Bartlett Pear Pie

High on a hill, a large, old pear tree dominated the corner of the orchard on my grandparents' farm.  On a sunny summer day, I could see the world from there.   My fondest memories are rooted on that farm.   When the end of summer saw the ripening of pears, I'd often compete with the yellow jackets for the nicest, ripest fruit.  During those years, my mother contributed a special pear pie recipe to the church cookbook.  I still have that cookbook and I still make that pear pie.  Have to share again.


Print copy of recipe can be accessed via this link Pear Pie Recipe



PEAR PIE --

Heat oven to 450 degrees (You will turn down to 350 after 10 minutes of baking.)

Combine:

Unbaked pie crust  (bottom layer only.  Store bought or homemade)  

1/4 cup butter, chilled

1 cup sugar

1/2 cup flour

1 tsp. cinnamon (original had 1/2 tsp.)

5-6 ripe Bartlett Pears, sliced

Blend the dry ingredients, add the butter cutting it up into smaller chunks over the dry mix.

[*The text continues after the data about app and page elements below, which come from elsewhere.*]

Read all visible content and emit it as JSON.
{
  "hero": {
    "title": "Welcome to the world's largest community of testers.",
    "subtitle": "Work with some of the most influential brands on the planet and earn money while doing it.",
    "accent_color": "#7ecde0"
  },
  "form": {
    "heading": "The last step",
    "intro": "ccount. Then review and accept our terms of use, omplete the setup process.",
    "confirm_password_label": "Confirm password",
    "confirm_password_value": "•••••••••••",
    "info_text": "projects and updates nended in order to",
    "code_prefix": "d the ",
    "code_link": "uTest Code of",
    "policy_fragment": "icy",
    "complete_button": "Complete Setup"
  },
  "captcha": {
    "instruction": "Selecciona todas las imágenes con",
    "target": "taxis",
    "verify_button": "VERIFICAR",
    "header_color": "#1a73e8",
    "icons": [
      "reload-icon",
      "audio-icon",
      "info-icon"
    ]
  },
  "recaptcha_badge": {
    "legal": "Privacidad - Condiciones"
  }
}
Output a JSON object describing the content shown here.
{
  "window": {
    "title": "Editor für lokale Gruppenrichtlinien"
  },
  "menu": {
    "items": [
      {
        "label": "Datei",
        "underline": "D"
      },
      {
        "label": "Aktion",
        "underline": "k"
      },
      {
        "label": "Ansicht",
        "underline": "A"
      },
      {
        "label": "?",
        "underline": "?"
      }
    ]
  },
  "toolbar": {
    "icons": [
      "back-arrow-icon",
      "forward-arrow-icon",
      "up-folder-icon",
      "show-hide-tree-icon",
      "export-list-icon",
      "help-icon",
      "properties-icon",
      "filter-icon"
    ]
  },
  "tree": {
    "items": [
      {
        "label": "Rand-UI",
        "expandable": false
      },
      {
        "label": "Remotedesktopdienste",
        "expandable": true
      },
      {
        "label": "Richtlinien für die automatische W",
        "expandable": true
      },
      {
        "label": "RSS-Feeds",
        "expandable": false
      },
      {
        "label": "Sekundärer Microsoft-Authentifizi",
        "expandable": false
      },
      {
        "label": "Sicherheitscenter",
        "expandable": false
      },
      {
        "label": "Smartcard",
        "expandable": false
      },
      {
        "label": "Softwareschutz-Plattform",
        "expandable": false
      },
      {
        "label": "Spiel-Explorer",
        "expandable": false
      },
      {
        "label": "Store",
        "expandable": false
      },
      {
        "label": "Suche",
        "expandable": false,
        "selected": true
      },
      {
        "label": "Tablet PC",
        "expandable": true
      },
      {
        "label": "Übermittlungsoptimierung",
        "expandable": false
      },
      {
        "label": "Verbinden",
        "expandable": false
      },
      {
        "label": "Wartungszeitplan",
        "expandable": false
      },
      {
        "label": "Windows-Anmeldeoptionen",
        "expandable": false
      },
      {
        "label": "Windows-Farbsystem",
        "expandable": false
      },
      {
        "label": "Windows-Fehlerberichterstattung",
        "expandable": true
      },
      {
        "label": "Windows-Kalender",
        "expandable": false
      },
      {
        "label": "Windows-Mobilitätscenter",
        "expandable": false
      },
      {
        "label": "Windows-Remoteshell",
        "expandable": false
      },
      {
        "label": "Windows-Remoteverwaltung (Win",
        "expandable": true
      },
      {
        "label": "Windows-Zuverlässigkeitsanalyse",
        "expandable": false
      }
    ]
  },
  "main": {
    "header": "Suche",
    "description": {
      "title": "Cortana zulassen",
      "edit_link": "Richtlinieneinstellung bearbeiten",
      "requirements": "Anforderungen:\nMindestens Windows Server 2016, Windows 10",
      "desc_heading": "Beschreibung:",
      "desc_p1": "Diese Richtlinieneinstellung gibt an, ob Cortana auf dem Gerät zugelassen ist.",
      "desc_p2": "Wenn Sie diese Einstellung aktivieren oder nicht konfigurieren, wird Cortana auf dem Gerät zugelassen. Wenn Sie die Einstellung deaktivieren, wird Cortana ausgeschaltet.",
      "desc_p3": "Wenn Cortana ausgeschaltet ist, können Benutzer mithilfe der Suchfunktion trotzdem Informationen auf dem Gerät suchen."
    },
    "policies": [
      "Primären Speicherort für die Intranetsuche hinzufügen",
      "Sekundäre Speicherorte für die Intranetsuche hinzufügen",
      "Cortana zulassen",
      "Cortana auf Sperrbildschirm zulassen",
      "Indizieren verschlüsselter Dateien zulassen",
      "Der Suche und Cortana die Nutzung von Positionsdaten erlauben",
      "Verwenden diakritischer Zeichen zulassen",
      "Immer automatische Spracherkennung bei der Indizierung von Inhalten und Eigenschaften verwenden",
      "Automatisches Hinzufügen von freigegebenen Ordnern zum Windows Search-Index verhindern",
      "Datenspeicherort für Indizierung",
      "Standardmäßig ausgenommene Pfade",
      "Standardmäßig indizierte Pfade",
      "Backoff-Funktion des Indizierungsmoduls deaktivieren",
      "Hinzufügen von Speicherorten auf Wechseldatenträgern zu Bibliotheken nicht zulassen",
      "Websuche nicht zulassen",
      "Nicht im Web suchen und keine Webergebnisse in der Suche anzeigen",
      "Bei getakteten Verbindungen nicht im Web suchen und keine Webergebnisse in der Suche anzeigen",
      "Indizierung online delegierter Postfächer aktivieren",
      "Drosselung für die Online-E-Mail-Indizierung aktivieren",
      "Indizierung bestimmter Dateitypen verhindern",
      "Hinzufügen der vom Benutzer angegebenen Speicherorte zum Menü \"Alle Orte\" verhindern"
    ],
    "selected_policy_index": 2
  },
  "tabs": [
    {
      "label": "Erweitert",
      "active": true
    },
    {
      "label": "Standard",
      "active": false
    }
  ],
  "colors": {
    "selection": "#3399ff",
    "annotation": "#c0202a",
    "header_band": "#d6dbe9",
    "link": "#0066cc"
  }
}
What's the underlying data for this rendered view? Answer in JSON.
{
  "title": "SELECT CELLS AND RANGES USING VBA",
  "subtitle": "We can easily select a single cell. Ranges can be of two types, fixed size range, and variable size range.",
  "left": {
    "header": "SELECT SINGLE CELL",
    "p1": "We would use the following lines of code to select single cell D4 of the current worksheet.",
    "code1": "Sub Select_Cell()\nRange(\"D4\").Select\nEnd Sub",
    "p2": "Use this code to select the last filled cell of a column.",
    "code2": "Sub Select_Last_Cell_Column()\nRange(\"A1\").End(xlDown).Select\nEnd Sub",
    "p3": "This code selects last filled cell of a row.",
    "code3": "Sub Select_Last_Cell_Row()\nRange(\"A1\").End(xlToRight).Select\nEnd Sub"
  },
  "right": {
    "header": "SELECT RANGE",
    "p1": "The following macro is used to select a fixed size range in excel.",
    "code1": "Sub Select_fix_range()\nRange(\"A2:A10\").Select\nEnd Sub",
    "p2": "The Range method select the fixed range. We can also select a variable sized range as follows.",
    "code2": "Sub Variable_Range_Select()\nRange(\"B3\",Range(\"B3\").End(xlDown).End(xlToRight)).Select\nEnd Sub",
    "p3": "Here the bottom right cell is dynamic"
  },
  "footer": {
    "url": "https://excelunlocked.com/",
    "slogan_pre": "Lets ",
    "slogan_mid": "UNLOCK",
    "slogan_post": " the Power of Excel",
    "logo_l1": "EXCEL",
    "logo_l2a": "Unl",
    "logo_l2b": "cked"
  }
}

Use a pastry blender or two forks to make a crumbly mixture.  The butter should be evenly distributed and about the size of a pea or smaller.

Put half the crumble mixture in the bottom of an unbaked pie crust.


Top crumble mixture with sliced pears.
Finally add remaining crumble mix on top. . (If the pears are really ripe and juicy, don't use all the sugar crumble mix.  I used about a 1/4 of what was left this last time and it was perfect.)

Place pie on cookie sheet that has been covered with aluminum foil.

Bake for 10 minutes at 450 degrees, then turn down to 350 and bake for another 40 minutes or until top is a nice crunchy golden brown.






Original parish cookbook and myrtle wood rolling pin made by great uncle, Arnold.